As for bad debt levels in more specific elements of consumer lending, RBS wrote off three times as much card debt as it did in 2015, from £10m to £31m in 2016.
RBS also declared a slight increase in its impairment charges against personal advances, including personal loans and overdrafts, rising from £69m in 2015 to £84m in 2016.
As for general performance across the group, RBS recorded a £4bn loss again this. Chief executive Ross McEwan said this reflected charges for outstanding litigation and conduct costs as well as costs associated with restructuring the bank.
RBS’s litigation and conduct costs increased 65 percent year-on-year, from £3.5bn in 2015 to £5.8bn in 2016.
McEwan said the financial impact of these costs is a “difficult but necessary step” in working through the bank’s legacy issues.
He said: “These costs are a stark reminder of what happens to a bank when things go wrong and you lose focus on the customer, as this bank did before the financial crisis.”
In November 2016, the bank estimated it would spend £400m to refund SMEs that claimed they were pushed into administration by the bank’s Global Restructuring Group (GRG) between 2008 and 2013.
James Hayward, chief executive of RGL Management Limited (RGL), the team representing these SMEs, said: “The bank is offering a derisory self-administered compensation scheme. We are looking forward to suing RBS this year on behalf of our claimants.”

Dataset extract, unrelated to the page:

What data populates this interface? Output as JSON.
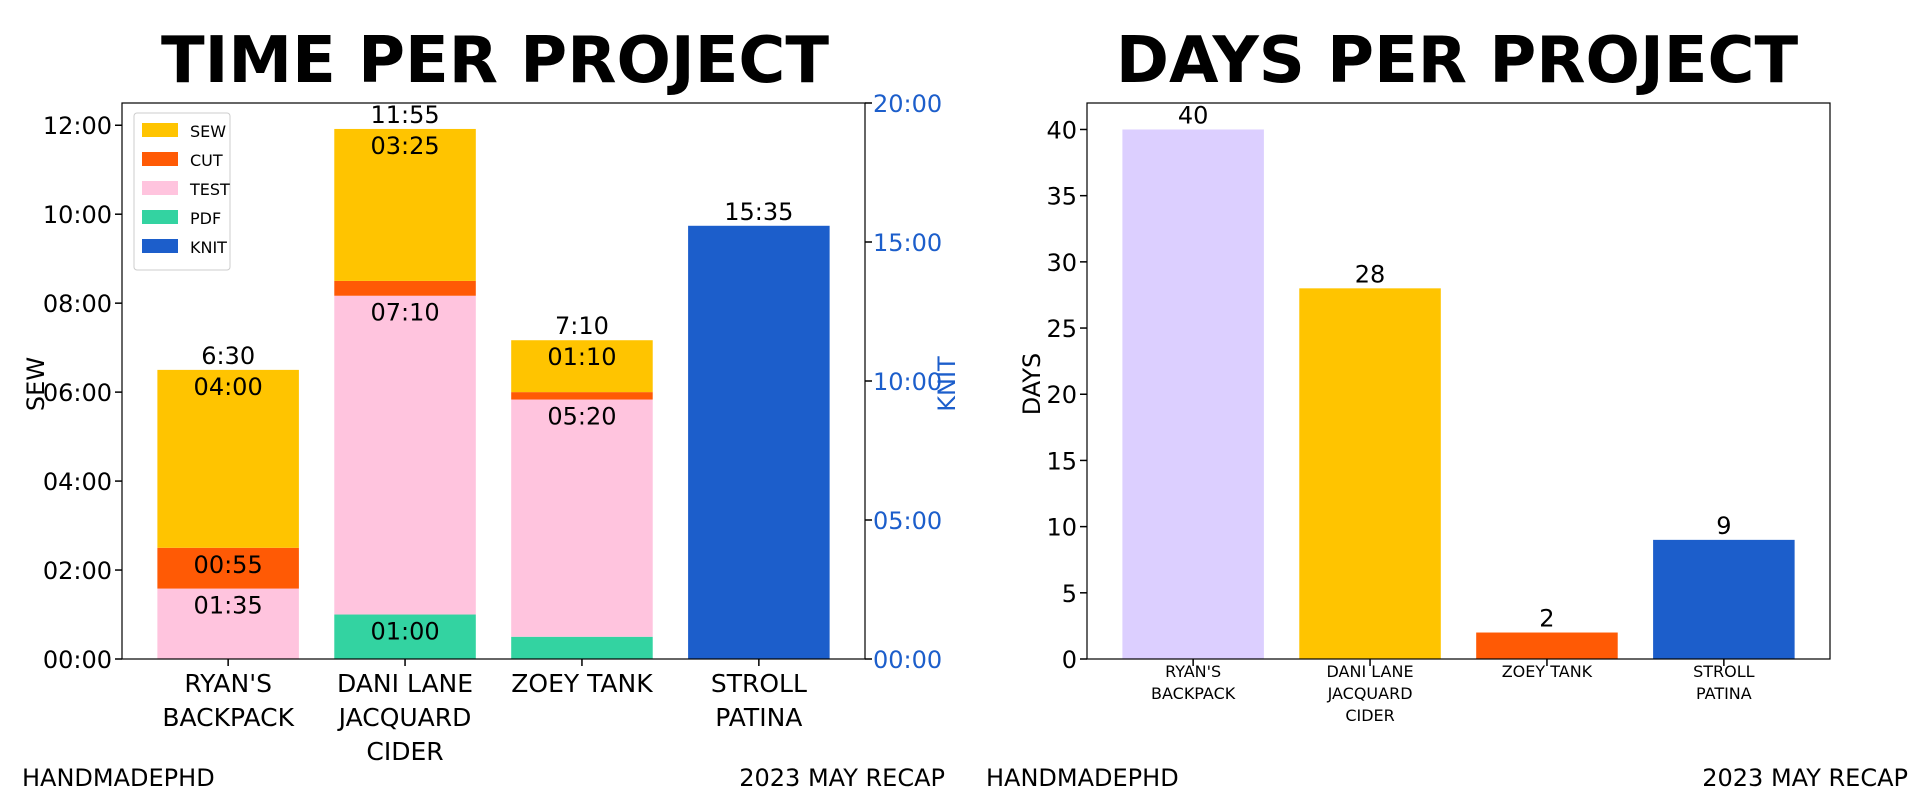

RBS spent £2.1bn on restructuring costs for the full year of 2016, a slight decrease compared to last year’s total of £2.9bn.
McEwan said he aims to have RBS back in profit by 2018, representing a significant step towards being able to start repaying UK taxpayers for their support.
He said: “(This is) assuming we can conclude our issues on residential mortgage-backed securities this year and resolve our residual state aid obligations.”